Preoperative coronal Cobb angle and vertebral rotation are risk factors of PS misplacement in spine surgery [21]. Zhu et al. reported that PS misplacement rate is higher in patients with a Cobb angle > 80° than in patients with < 80° in congenital scoliosis [22]. Harimaya et al. demonstrated a positive relation between vertebral rotation and PS misplacement occurrence in infantile and juvenile patients [23]. Similar to the findings of these studies, our study revealed that misplacement occurred in cases with high preoperative coronal curve and apical vertebral rotation (Table 4) and that the misplacement vector was affected by the inserted vertebral rotation (Fig. 1). Notably, the misplacement occurred more frequently around the transitional vertebra than the apical vertebra, which has the highest rotation (Fig. 2). Chan et al. reported that the PS misplacement rate is highest at the transitional proximal thoracic to main thoracic regions in AIS surgery because of the pedicle trajectory change. [24] These results imply that surgeons would be more influenced by the change in trajectory at the transitional vertebra than at the apical vertebra in DS surgery.
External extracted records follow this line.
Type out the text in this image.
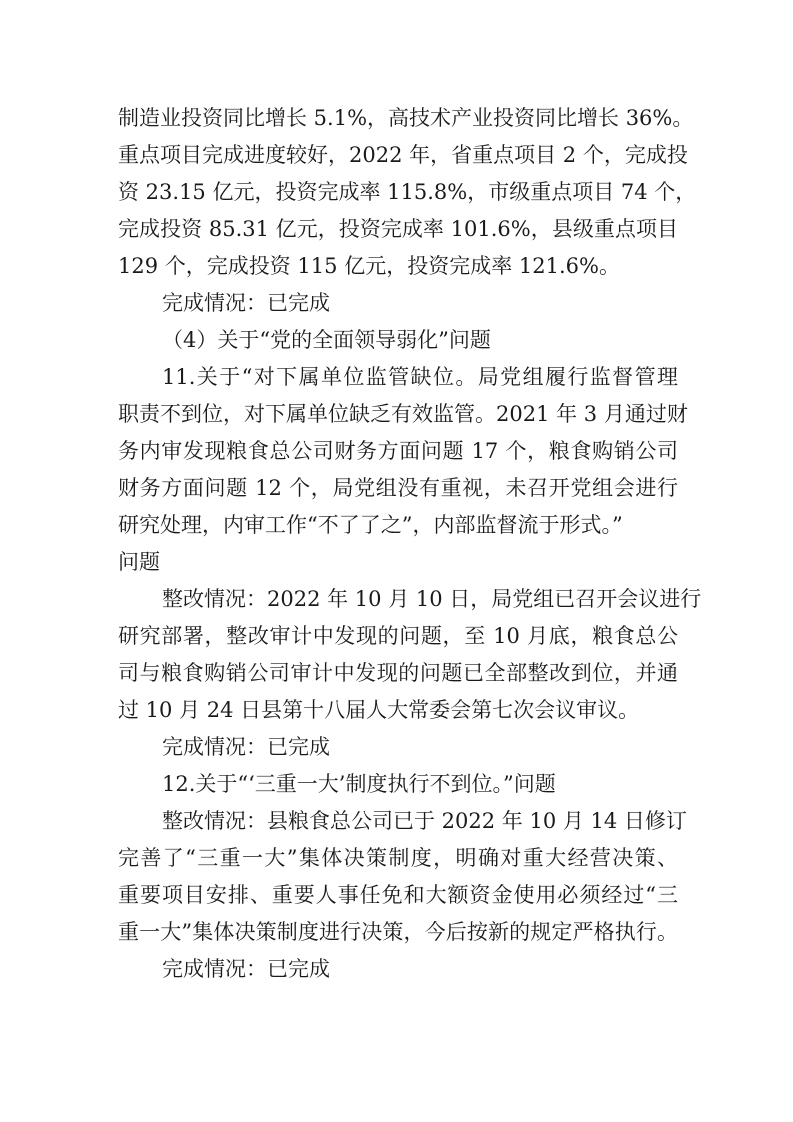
制造业投资同比增长 5.1%，高技术产业投资同比增长 36%。
重点项目完成进度较好，2022 年，省重点项目 2 个，完成投
资 23.15 亿元，投资完成率 115.8%，市级重点项目 74 个，
完成投资 85.31 亿元，投资完成率 101.6%，县级重点项目
129 个，完成投资 115 亿元，投资完成率 121.6%。
完成情况：已完成
（4）关于“党的全面领导弱化”问题
11.关于“对下属单位监管缺位。局党组履行监督管理
职责不到位，对下属单位缺乏有效监管。2021 年 3 月通过财
务内审发现粮食总公司财务方面问题 17 个，粮食购销公司
财务方面问题 12 个，局党组没有重视，未召开党组会进行
研究处理，内审工作“不了了之”，内部监督流于形式。”
问题
整改情况：2022 年 10 月 10 日，局党组已召开会议进行
研究部署，整改审计中发现的问题，至 10 月底，粮食总公
司与粮食购销公司审计中发现的问题已全部整改到位，并通
过 10 月 24 日县第十八届人大常委会第七次会议审议。
完成情况：已完成
12.关于“‘三重一大’制度执行不到位。”问题
整改情况：县粮食总公司已于 2022 年 10 月 14 日修订
完善了“三重一大”集体决策制度，明确对重大经营决策、
重要项目安排、重要人事任免和大额资金使用必须经过“三
重一大”集体决策制度进行决策，今后按新的规定严格执行。
完成情况：已完成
In some cases, grade-D misplacement occurred at the upper instrumented vertebrae (Fig. 2). This result may be explained by the fact that the screw insertion maneuver would be influenced by inadequate skin incision at the proximal site. With the least sagittal pedicle width among the lumbar spine [25], L5 misplacement most likely occurs in the lumbar spine with degenerative spinal disease [26]. However, in this study, misplacement in L5 was less prone to occur than in other lumbar spines (Table 3). This might be because L4 total laminectomy for decompression allowed visualization of the L5 pedicle while inserting the PS.

This study has several limitations. First, PS misplacement possibly occurred during correction maneuvers. Even if PS insertion is achieved accurately, correction forces, such as distraction, compression, and rod-rotation force, induce PS breach in fragile bony cases [27]. Second, our material consisted mainly of de novo degenerative lumbar scoliosis for primary pathology and lacked details for adult scoliosis with a steep thoracic curve. Third, since the target cases were mainly scoliosis, there were few cases of adult scoliosis with steeper coronal curve than scoliosis in our series. Since the intraoperative navigation system is useful for screw insertion, especially in adult scoliosis with high-grade Cobb angles of ≥ 60° [28], its accuracy in cases with larger Cobb angles is unknown. However, the present study results provide useful information regarding the characteristics of PS misplacement using the freehand technique in DS surgery.

In conclusion, PS insertion using the freehand technique is an accurate, reliable, and safe method in DS surgery. The characteristics of PS misplacement include patients with high coronal curve and high apical vertebral rotation. Analysis of misplacement in each case highlighted the need to pay attention to the area around the transitional vertebra.